Nutrition and Substance Abuse During Pregnancy
We all know that proper nutrition, ideal weight gain, exercise, and sleep are important during pregnancy, but what constitutes proper nutrition, ideal weight gain, and all the other things that expectant mothers should consider? We're studying all these issues to ensure that patients receive the very best information and care. We're looking at smoking, substance abuse, vitamin D, and iron. We're improving diabetes care during pregnancy, and we're learning everything we can to increase health during this time of change.
Pharmaceuticals in Pregnancy
During pregnancy, most women are advised to avoid pharmaceuticals. However, when it becomes unavoidable, with little research in the field, how can women and their physicians know what's safe and when in the pregnancy it's safe? The University of Rochester is working to find the answers. With an emphasis on the placenta and how particles such as pharmaceuticals, metals, vitamins and nanoparticles cross this organ, our researchers are discovering how pharmaceuticals affect the mother and the fetus during pregnancy.
The Perinatal Environmental and Drug Consultation Service (New York Teratogen Information Service) in the Department of Obstetrics and Gynecology at the University of Rochester Medical Center was begun in 1987 and provides expertise concerning exposures during pregnancy or before pregnancy to environmental, occupational and therapeutic exposures to the women and/or family. Dr. Miller, director of the program, has co-edited a volume on these subjects entitled, "Drugs During Pregnancy and Lactation - Treatment Options and Risk Assessment". Dr. Miller provides these services to health care providers and families by telephone or by appointment. Please call (585) 275-3839 (M-F, 8:00am - 4:00pm).
Preeclampsia, Bleeding During Pregnancy, and Preterm Labor
Because of the tremendous advances in the care of sick and premature babies, more and more babies are surviving despite being born early and being very small. However, prevention of early birth is the best way of promoting good health for babies.
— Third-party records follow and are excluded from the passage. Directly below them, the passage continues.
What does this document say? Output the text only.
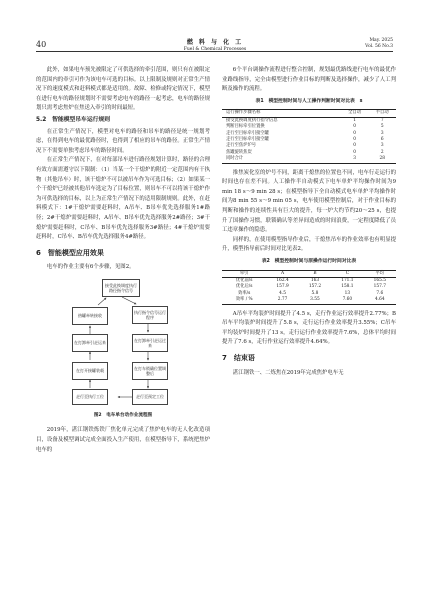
40	燃 料 与 化 工
Fuel & Chemical Processes
May. 2025
Vol. 56 No.3

此外，如果电车预先被限定了可供选择的牵引范围，则只有在被限定的范围内的牵引可作为该电车可选的目标。以上限制及规则对正常生产情况下的速度模式和赶料模式都是适用的。故障、检修或特定情况下，模型在进行电车的路径规划时不需要考虑电车的路径一起考虑，电车的路径规划只需考虑焦炉在焦送入牵引的时间最短。

5.2　智能模型吊车运行规则

在正常生产情况下，模型对电车的路径和吊车的路径是统一规划考虑，在得到电车的最优路径时，也得到了相应的吊车的路径。正常生产情况下不需要单独考虑吊车的路径时间。

在正常生产情况下，在对每部吊车进行路径规划计算时，路径的合理有效方面需遵守以下限制：（1）当某一个干熄炉的附近一定范围内有干执物（其他吊车）时，该干熄炉不可以被吊车作为可选目标；（2）如果某一个干熄炉已经被其他吊车选定为了目标位置，则吊车不可以将该干熄炉作为可供选择的目标，以上为正常生产情况下的适用限制规则。此外，在赶料模式下：1#干熄炉需要赶料时，A吊车、B吊车优先选择服务1#路径；2#干熄炉需要赶料时，A吊车、B吊车优先选择服务2#路径；3#干熄炉需要赶料时，C吊车、B吊车优先选择服务3#路径；4#干熄炉需要赶料时，C吊车、B吊车优先选择服务4#路径。

6　智能模型应用效果

电车的作业主要有6个步骤，见图2。

接受此换调度执行路径指令信号
执行指令信号运行程序
在打卸牵引走运过来
热罐牵转接收
在打车锁确位置调整后
走行至预定工位
走行至执行工位
在打开接罐装载
在打卸牵引走运来
图2　电车单台动作业流程图

2019年，湛江钢铁炼铁厂焦化单元完成了焦炉电车的无人化改造项目，设备及模型调试完成全面投入生产使用，在模型指导下，系统把焦炉电车的

6个平台调操作流程进行整合控制，规划最优路线进行电车的最优作业路线指导，完全由模型进行作业目标的判断及选择操作，减少了人工判断及操作的流程。

表1　模型控制时间与人工操作判断时间对比表　s
运行操作步骤名称	全自动	半自动
接受此换调度执行指令信息	1	7
判断目标牵引位置换	0	5
走行至目标牵引接空罐	0	3
走行至目标牵引接空罐	0	6
走行至焦炉炉号	0	3
焦罐旋转焦炭	0	2
同时合计	3	28

推焦炭化室的炉号不同，距离干熄焦的位置也不同，电车行走运行的时间也存在差不同。人工操作半自动模式下电车单炉平均操作时间为9 min 18 s～9 min 28 s；在模型指导下全自动模式电车单炉平均操作时间为8 min 55 s～9 min 05 s，电车使用模型控制后，对于作业目标的判断和操作的连续性具有巨大的提升，每一炉大约节约20～25 s，也提升了国操作习惯，联锁确认等差异间造成的时间浪费，一定程度降低了员工违章操作的隐患。

同样的，在使用模型指导作业后，干熄焦吊车的作业效率也有明显提升，模型指导前后时间对比见表2。

表2　模型控制时间与原操作运行时间对比表
牵引	A	B	C	平均
优化前/s	162.4	163	171.1	165.5
优化后/s	157.9	157.2	158.1	157.7
效率/s	4.5	5.8	13	7.6
效率 / %	2.77	3.55	7.60	4.64

A吊车平均装炉时间提升了4.5 s，走行作业运行效率提升2.77%；B吊车平均装炉时间提升了5.8 s，走行运行作业效率提升3.55%；C吊车平均装炉时间提升了13 s，走行运行作业效率提升7.6%，总体平均时间提升了7.6 s，走行作业运行效率提升4.64%。

7　结束语

湛江钢铁一、二炼焦在2019年完成焦炉电车无
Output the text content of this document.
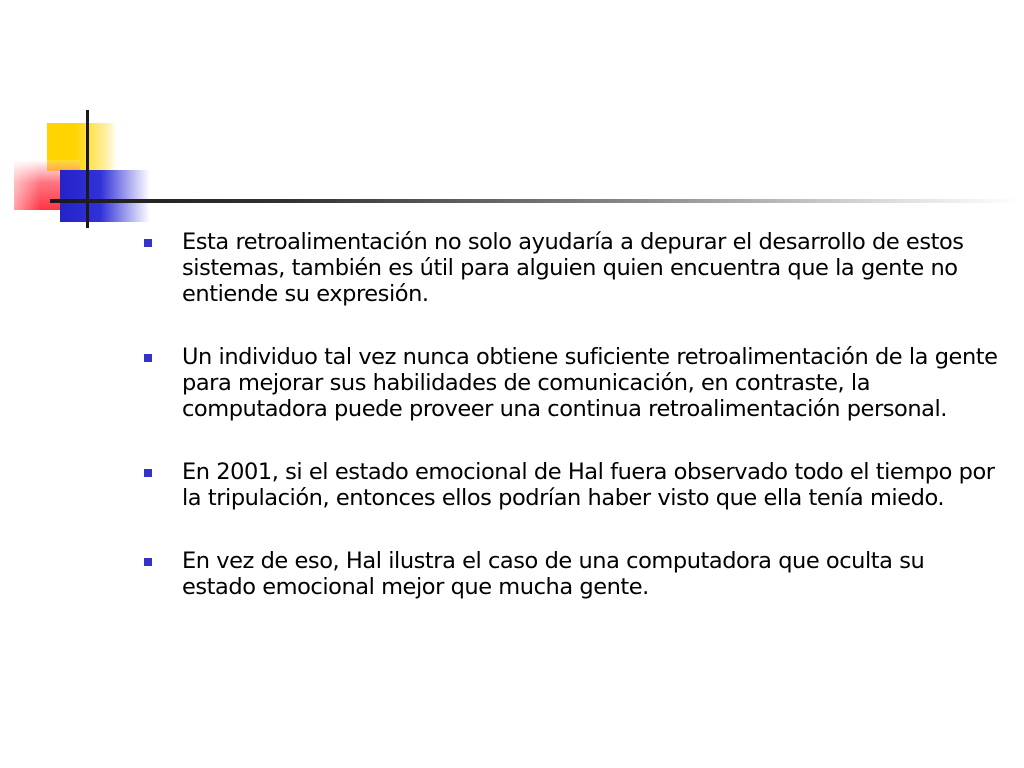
Esta retroalimentación no solo ayudaría a depurar el desarrollo de estos sistemas, también es útil para alguien quien encuentra que la gente no entiende su expresión.
Un individuo tal vez nunca obtiene suficiente retroalimentación de la gente para mejorar sus habilidades de comunicación, en contraste, la computadora puede proveer una continua retroalimentación personal.
En 2001, si el estado emocional de Hal fuera observado todo el tiempo por la tripulación, entonces ellos podrían haber visto que ella tenía miedo.
En vez de eso, Hal ilustra el caso de una computadora que oculta su estado emocional mejor que mucha gente.
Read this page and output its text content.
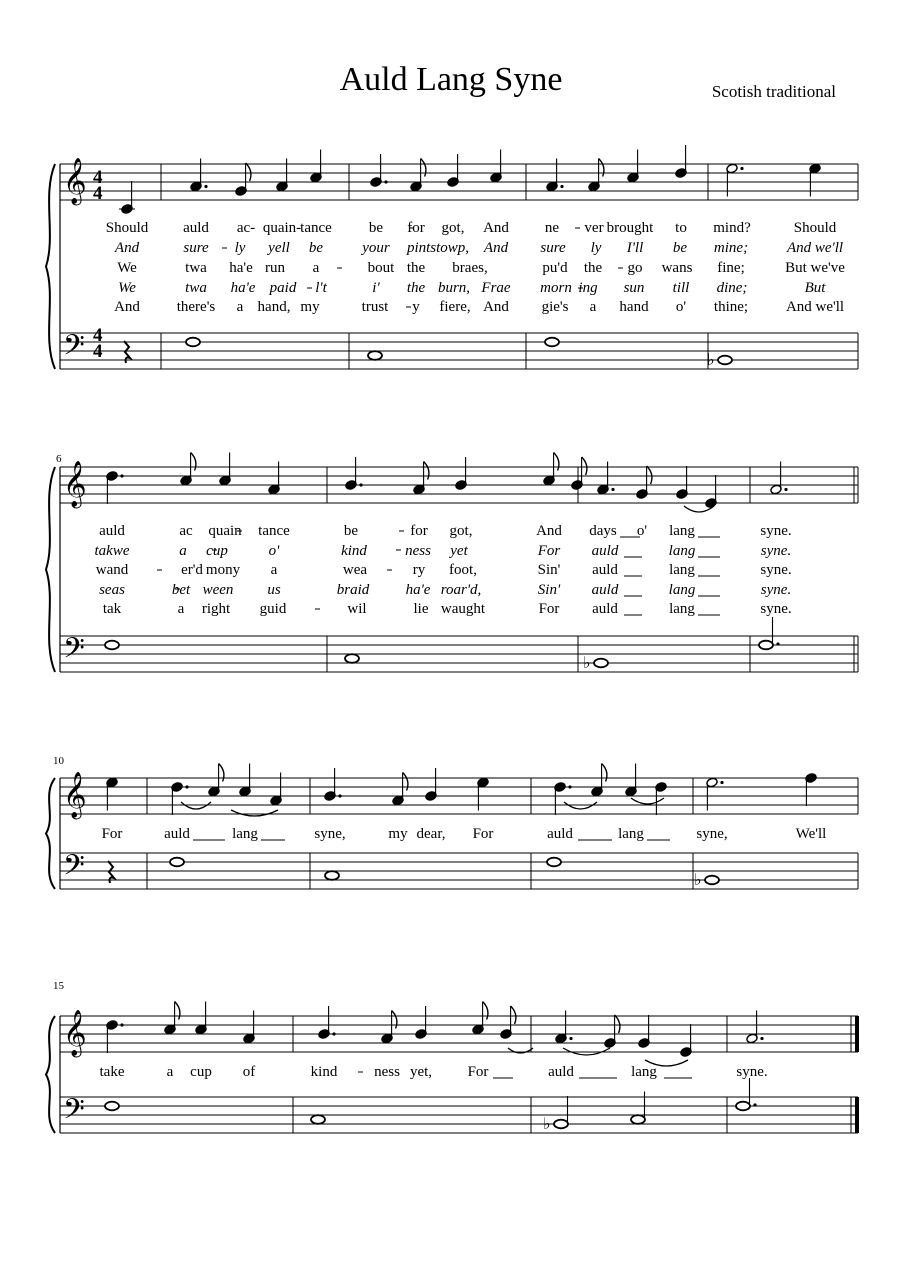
Auld Lang Syne	Scotish traditional
𝄞
𝄢
𝄞
𝄢
𝄞
𝄢
𝄞
𝄢
♭
♭
♭
♭
4
4
4
4
6
10
15
Should auld ac- quain- tance be for got, And ne ver brought to mind?	Should
And	sure ly yell be	your pintstowp, And sure ly I'll be mine;	And we'll
We	twa ha'e run a	bout the braes,	pu'd the go wans fine;	But we've
We	twa ha'e paid l't	i' the burn, Frae morn ing sun till dine;	But
And there's a hand, my	trust y fiere, And gie's a hand o' thine;	And we'll
auld	ac quain tance	be	for got,	And days o' lang	syne.
takwe	a cup	o'	kind	ness yet	For auld	lang	syne.
wand	er'd mony a	wea	ry foot,	Sin' auld	lang	syne.
seas	bet ween us	braid ha'e roar'd,	Sin' auld	lang	syne.
tak	a right guid	wil	lie waught	For auld	lang	syne.
For	auld	lang	syne,	my dear, For	auld	lang	syne,	We'll
take	a cup of	kind ness yet, For	auld	lang	syne.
Researchers at the University of Rochester are focused on finding and preventing the causes of in utero growth restriction, preeclampsia, preterm labor and related complications such as premature rupture of membranes (PROM), chorioamnionitis, and adverse fetal outcomes.
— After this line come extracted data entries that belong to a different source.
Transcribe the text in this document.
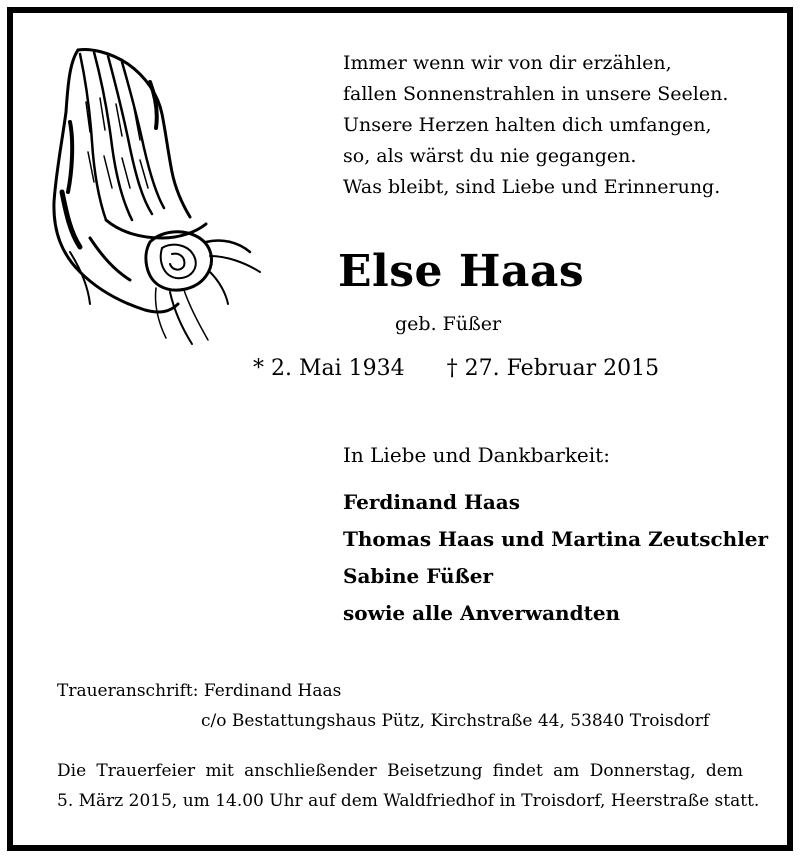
Immer wenn wir von dir erzählen,
fallen Sonnenstrahlen in unsere Seelen.
Unsere Herzen halten dich umfangen,
so, als wärst du nie gegangen.
Was bleibt, sind Liebe und Erinnerung.
Else Haas
geb. Füßer
* 2. Mai 1934 † 27. Februar 2015
In Liebe und Dankbarkeit:
Ferdinand Haas
Thomas Haas und Martina Zeutschler
Sabine Füßer
sowie alle Anverwandten
Traueranschrift: Ferdinand Haas
c/o Bestattungshaus Pütz, Kirchstraße 44, 53840 Troisdorf
Die Trauerfeier mit anschließender Beisetzung findet am Donnerstag, dem
5. März 2015, um 14.00 Uhr auf dem Waldfriedhof in Troisdorf, Heerstraße statt.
Faculty at the University of Rochester are studying the epidemiology of various pregnancy outcomes with an eye toward understanding the causes behind these patterns.
- The Study for Future Families (SFF) This multi-part, birth cohort study is looking at prenatal exposures to a wide variety of common chemicals such as phthalates and BPA and how those exposures affect childhood development and outcomes.
- The Infant Development and Environment Study (TIDES) TIDES is a study about how everyday chemicals in food, cosmetics, and household products may affect children’s health and development. TIDES researchers are particularly interested in how the mother’s exposure to these chemicals while pregnant may affect children before they are born, so the study will follow pregnant women and their babies.
- Emily S. Barrett, Ph.D.,
- Elizabeth M. Cooper, CNM, Ed.D.,
- Christopher Glantz, M.D., M.P.H.,
- Eva Pressman, M.D.,
- Christopher J Stodgell, Ph.D.
Social and Psychosocial Factors in Pregnancy
Many factors are a part of healthy pregnancies, from eating right, to exercise and proper sleep. But sometimes women forget how social and psychosocial factors such as anxiety or depression affect their health and the health of their pregnancy. Recent research is highlighting the effects social and psychosocial factors have on the health of pregnancies and of children later in life.